Using experimental measurements of three-level avoided crossings to determine the quantum defect for the Stark map of highly excited cesium Rydberg atoms

摘要

The spectra of Rydberg atoms in the domain of three-level avoided crossings formed by the Rydberg 49S(1/2) state and high-l states in the n = 45 manifold are observed in the standard magneto-optical trap of cesium. We develop a highly accurate method which uses the spectroscopic results in order to refine the quantum defect of the 49S(1/2) state from the previous value 4.0495 +/- 0.0001 extrapolated from n = 6-30 S states [K. H. Weber and C. J. Sansonetti, Phys.

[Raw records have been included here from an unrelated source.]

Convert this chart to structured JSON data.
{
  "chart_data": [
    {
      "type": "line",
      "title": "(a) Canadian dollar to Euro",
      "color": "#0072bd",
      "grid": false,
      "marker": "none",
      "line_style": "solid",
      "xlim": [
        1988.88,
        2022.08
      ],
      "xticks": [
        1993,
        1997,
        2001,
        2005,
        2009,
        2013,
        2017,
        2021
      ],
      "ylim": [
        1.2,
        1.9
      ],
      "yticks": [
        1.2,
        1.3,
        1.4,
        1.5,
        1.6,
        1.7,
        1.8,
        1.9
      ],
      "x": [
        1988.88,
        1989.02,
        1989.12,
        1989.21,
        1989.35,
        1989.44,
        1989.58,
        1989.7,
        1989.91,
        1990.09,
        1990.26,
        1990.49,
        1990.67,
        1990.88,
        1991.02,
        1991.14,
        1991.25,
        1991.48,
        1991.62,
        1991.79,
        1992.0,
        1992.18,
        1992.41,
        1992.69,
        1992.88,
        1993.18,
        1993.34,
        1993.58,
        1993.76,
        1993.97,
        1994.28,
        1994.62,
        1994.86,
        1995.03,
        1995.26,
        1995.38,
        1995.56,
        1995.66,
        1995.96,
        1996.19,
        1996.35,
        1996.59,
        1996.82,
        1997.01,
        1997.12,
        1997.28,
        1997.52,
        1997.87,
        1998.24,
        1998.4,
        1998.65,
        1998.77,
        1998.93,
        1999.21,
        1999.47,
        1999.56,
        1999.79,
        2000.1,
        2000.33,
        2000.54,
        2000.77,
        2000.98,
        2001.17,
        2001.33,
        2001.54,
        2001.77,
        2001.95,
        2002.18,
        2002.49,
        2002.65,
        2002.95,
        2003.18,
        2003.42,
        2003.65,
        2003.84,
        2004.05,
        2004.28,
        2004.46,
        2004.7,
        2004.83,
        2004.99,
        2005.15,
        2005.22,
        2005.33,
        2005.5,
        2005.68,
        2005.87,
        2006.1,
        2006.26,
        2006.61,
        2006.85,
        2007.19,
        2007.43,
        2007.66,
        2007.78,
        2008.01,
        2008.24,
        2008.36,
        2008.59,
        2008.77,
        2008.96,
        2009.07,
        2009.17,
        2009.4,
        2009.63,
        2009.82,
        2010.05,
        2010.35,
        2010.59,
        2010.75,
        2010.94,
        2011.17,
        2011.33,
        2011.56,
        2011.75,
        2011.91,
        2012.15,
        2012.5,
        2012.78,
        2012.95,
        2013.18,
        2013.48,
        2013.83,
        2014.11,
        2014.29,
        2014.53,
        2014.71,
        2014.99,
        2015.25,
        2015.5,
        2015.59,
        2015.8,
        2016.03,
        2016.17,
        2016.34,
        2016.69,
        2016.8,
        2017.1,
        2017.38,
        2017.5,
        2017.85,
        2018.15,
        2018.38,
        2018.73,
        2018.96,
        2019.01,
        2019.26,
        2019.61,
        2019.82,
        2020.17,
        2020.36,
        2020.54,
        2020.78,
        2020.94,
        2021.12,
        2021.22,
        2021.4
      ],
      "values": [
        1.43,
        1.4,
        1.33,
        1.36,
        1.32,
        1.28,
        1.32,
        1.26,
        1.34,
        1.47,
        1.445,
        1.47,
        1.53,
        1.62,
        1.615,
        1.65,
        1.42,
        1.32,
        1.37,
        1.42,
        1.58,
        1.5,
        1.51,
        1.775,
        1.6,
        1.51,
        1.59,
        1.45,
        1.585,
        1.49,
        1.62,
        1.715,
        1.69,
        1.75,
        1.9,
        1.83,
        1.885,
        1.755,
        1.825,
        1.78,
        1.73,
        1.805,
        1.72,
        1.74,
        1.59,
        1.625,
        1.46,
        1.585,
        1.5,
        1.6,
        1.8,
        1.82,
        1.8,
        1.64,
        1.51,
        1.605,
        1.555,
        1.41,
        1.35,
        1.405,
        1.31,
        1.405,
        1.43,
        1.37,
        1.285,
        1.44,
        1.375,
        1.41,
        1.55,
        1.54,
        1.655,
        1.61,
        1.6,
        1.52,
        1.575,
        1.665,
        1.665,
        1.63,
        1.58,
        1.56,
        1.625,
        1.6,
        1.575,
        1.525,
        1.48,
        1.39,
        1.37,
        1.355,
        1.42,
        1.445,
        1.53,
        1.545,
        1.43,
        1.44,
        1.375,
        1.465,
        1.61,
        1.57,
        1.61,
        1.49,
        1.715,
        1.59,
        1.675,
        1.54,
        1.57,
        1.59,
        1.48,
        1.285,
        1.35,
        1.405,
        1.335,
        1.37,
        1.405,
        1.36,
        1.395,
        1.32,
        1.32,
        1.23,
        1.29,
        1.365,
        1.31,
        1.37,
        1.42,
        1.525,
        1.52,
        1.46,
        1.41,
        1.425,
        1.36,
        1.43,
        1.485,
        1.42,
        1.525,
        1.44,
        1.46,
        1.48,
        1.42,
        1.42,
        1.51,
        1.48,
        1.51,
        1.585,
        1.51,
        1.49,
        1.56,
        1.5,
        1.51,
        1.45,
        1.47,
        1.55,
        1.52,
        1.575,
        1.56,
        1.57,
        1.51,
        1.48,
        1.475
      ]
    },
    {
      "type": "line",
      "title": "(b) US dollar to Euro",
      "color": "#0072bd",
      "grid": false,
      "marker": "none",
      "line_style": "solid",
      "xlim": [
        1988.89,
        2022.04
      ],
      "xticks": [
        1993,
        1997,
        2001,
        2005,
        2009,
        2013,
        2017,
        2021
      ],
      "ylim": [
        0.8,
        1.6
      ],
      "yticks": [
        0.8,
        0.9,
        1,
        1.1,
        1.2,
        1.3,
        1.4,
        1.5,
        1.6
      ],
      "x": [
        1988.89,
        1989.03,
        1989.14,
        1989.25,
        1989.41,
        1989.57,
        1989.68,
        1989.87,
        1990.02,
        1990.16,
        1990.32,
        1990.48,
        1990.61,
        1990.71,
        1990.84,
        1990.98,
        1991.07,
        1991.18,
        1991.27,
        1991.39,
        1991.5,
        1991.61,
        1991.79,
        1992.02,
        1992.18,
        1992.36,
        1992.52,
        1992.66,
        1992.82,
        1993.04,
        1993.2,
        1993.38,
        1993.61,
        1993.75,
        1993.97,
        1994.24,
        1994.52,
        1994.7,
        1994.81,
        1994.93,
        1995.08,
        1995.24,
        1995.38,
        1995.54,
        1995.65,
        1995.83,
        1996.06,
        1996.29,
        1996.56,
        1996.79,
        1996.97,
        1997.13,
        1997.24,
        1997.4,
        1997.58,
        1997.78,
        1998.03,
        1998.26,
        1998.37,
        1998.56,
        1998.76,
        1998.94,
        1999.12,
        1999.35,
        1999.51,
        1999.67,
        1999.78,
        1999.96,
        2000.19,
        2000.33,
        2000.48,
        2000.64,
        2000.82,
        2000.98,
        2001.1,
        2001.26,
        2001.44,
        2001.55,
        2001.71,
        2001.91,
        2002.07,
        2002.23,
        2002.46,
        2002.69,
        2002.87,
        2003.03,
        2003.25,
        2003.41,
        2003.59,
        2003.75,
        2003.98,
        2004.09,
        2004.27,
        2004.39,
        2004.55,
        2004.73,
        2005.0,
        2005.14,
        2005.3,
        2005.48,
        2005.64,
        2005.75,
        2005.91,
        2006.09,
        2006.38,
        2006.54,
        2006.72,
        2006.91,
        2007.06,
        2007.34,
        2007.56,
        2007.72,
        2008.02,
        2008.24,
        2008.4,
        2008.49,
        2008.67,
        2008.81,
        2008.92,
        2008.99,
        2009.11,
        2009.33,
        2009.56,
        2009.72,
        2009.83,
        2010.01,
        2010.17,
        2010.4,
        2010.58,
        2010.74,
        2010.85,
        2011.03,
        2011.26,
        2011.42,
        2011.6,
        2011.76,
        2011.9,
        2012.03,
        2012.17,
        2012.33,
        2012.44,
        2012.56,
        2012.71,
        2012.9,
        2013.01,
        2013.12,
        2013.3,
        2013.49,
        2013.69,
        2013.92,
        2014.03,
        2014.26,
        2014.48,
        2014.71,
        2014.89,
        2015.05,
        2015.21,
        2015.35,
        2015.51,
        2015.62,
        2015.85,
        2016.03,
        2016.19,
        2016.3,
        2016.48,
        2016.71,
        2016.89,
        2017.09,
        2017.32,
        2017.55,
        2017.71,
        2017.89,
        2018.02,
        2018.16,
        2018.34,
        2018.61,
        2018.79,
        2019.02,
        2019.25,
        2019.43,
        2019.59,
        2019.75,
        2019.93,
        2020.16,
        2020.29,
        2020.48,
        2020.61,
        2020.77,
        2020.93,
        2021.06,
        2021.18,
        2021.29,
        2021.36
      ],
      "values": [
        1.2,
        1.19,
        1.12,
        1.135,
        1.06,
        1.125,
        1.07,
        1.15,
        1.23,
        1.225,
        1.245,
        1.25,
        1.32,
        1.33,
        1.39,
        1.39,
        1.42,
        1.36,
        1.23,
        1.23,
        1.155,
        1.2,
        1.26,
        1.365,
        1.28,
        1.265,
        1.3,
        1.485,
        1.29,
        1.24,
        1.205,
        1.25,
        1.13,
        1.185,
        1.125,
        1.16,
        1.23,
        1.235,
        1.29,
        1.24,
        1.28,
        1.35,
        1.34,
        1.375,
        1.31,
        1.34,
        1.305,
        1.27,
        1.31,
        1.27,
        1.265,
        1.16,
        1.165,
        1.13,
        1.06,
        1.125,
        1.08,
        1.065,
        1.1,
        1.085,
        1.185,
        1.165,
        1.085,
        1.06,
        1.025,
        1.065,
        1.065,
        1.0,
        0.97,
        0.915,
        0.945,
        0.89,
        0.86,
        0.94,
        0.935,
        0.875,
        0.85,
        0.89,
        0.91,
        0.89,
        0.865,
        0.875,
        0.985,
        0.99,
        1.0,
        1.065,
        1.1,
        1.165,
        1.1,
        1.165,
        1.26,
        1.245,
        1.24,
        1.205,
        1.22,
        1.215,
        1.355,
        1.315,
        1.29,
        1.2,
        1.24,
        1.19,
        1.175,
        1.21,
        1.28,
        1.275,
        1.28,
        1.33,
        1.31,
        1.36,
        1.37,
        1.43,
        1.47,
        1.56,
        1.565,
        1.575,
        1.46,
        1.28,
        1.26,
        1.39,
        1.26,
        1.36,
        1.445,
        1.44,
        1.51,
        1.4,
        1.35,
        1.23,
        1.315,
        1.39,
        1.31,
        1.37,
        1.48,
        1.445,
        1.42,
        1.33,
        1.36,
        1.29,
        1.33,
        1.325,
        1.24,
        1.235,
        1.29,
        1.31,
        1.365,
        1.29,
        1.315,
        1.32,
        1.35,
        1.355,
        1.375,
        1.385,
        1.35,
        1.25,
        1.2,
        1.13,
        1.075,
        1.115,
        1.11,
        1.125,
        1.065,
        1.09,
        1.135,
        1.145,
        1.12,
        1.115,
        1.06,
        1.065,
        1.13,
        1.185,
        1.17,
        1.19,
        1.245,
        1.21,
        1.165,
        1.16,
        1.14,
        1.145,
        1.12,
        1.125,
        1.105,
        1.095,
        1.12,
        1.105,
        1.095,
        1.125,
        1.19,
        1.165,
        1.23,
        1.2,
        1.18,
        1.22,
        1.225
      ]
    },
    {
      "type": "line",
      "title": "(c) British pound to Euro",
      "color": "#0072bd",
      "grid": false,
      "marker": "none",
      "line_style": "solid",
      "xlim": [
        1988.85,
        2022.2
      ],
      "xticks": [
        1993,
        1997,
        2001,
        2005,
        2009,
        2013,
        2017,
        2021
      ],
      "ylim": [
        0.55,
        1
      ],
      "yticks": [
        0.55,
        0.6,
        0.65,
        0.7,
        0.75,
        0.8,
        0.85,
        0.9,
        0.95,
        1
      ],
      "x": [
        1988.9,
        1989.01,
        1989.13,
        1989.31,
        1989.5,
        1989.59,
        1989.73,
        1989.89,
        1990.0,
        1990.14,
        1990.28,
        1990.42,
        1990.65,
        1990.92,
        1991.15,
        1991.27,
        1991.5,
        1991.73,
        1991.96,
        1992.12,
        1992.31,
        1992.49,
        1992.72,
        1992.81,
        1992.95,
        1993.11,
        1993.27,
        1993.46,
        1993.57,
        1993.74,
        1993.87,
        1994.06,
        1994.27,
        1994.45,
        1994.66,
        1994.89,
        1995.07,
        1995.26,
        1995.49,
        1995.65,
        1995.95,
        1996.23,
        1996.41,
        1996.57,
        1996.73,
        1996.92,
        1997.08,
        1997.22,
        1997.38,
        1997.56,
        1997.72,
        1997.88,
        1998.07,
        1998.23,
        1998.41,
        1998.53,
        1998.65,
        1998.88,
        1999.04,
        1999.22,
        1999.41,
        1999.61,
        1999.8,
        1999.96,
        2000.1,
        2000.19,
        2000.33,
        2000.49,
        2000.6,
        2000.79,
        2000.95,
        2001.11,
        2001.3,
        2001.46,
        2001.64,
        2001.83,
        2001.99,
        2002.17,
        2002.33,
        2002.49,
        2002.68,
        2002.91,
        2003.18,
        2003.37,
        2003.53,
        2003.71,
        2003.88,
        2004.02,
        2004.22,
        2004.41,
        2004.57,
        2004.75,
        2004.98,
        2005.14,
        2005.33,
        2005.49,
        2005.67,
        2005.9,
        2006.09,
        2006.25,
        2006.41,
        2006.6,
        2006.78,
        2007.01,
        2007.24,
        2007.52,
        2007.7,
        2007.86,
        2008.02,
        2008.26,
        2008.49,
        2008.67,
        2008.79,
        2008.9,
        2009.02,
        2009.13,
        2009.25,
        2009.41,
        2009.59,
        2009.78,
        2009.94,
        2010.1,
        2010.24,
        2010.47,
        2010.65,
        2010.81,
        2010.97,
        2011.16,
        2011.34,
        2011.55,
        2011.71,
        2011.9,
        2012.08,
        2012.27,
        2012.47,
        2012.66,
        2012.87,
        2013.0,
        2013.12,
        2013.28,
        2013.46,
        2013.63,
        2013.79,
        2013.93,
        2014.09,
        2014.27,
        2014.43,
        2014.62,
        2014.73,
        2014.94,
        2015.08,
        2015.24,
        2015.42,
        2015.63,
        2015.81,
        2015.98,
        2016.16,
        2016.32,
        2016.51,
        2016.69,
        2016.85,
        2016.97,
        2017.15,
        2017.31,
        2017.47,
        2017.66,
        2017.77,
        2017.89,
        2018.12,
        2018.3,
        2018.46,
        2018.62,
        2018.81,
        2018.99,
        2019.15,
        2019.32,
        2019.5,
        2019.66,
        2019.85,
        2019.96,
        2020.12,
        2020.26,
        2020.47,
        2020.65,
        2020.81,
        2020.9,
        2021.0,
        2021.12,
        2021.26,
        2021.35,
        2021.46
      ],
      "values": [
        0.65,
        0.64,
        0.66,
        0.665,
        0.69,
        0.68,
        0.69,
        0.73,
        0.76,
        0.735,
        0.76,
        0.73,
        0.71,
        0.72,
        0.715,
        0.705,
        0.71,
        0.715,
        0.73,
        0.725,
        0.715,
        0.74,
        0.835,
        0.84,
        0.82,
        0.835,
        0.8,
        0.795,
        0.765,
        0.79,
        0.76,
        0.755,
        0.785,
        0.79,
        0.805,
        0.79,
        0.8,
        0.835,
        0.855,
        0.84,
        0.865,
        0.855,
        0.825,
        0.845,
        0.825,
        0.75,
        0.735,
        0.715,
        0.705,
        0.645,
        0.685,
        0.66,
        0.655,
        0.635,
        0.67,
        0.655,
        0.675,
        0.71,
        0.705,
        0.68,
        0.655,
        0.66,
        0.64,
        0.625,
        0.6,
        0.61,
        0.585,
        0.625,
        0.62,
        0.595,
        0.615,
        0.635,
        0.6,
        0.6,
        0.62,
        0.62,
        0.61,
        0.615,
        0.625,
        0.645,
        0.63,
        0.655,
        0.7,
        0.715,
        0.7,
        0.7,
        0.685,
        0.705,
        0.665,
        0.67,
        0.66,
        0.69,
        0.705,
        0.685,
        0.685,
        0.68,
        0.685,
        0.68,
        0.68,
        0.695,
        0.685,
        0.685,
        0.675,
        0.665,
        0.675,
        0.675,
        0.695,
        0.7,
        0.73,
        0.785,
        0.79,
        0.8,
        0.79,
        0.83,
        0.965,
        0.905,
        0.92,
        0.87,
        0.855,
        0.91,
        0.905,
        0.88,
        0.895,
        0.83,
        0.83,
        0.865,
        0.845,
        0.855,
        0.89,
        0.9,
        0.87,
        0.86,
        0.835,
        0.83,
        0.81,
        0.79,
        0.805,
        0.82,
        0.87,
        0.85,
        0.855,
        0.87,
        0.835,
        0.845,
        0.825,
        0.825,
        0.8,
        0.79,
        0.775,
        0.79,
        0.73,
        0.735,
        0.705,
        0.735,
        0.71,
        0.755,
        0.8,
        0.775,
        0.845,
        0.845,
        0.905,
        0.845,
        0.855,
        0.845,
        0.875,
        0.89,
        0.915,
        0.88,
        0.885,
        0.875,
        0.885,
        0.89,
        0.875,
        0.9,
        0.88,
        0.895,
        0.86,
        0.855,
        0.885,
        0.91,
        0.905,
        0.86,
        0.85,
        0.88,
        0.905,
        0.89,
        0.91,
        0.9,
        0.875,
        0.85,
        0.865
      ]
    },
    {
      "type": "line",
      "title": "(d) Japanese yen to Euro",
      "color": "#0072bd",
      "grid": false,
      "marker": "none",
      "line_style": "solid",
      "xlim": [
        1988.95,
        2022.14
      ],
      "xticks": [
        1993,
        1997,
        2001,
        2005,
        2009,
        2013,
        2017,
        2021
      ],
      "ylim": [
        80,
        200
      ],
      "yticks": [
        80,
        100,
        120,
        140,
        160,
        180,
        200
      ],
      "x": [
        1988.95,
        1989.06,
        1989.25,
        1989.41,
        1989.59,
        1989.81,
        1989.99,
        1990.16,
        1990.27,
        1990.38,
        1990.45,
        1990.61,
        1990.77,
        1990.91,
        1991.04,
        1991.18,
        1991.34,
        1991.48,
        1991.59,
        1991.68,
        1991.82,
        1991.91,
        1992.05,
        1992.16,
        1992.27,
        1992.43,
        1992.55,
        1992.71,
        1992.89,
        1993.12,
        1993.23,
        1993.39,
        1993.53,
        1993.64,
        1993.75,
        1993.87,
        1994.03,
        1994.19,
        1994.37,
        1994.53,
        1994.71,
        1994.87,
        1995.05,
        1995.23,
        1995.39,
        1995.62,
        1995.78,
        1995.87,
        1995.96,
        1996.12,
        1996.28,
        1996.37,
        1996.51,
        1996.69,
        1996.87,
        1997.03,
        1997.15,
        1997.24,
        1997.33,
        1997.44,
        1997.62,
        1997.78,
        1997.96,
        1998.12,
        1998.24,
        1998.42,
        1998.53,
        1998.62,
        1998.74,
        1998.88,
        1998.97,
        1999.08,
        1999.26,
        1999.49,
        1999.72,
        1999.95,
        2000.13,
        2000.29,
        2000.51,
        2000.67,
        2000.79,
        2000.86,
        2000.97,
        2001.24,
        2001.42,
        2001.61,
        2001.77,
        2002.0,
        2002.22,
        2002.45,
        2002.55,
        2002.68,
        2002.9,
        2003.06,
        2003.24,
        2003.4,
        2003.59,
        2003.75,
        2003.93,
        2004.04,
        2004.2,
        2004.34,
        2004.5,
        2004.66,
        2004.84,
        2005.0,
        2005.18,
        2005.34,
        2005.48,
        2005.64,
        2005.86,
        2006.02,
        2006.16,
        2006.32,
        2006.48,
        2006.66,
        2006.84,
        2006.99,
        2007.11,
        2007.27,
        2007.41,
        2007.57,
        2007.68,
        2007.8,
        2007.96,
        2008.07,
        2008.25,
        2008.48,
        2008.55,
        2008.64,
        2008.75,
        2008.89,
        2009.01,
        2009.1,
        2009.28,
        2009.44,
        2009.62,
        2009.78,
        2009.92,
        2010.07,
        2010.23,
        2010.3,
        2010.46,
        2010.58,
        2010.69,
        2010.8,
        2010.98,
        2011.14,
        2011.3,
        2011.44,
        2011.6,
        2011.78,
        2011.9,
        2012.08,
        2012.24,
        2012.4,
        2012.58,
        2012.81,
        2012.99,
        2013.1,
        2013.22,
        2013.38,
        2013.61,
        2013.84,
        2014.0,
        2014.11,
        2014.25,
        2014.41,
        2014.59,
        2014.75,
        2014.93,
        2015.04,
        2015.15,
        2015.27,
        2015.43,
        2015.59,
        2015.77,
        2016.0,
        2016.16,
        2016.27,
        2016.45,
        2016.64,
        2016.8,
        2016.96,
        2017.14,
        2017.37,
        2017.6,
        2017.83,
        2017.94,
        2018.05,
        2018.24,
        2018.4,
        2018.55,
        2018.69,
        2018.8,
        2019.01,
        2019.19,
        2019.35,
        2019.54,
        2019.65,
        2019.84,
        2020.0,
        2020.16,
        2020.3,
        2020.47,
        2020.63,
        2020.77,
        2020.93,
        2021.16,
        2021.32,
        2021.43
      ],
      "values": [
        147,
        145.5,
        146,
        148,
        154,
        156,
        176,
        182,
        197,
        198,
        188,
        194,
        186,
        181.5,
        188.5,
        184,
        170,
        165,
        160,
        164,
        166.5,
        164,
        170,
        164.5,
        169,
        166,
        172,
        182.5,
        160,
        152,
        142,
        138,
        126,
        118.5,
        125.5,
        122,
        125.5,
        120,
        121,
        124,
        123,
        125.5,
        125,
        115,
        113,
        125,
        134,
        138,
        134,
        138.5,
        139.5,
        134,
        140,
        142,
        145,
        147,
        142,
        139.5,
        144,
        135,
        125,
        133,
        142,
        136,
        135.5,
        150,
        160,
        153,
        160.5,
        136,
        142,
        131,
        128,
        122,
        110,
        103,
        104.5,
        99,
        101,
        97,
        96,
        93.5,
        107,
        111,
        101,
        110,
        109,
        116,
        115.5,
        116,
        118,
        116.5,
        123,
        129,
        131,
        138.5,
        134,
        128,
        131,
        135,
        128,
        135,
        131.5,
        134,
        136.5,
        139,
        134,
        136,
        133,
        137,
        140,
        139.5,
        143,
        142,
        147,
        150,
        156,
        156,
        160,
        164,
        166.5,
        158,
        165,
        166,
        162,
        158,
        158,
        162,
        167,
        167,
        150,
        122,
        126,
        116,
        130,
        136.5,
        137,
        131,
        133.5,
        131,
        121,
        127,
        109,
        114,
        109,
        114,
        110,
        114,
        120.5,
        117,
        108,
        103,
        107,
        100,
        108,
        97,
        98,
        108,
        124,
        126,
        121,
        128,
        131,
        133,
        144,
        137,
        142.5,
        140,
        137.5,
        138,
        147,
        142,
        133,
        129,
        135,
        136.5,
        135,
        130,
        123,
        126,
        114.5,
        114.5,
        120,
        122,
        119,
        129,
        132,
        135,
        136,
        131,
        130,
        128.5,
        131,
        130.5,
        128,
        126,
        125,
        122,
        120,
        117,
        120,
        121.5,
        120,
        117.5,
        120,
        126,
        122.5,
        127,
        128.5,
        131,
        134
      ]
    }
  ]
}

Rev. A 35, 4650 (1987)] to the new value 4.049 78 +/- 0.000 03. For this purpose, we determine two characteristic properties of the avoided crossings: (i) the minimum gap between the upper and the lower levels, and (ii) the value of equal gaps between the upper and the middle levels and between the middle and the lower levels. The experimental results for the avoided crossing near 4 V/cm are (i) (111.7 +/- 1.3)h MHz, and (ii) (57.0 +/- 2.1)h MHz. For comparison, quantum mechanical simulations based on the published quantum defect yield (i) 109.52h MHz, and (ii) 56.04h MHz. The refined quantum defect is adjusted such that it yields (i) 111.50h MHz, and (ii) 56.98h MHz, in even better agreement with the experimental results. The theoretical values of the electric fields for (i) and (ii) differ by 0.03 V/cm, in perfect agreement with the experimental results. The refinement also improves the agreement of their absolute values. The remaining similar to 1.5% difference is attributed to effects of stray fields.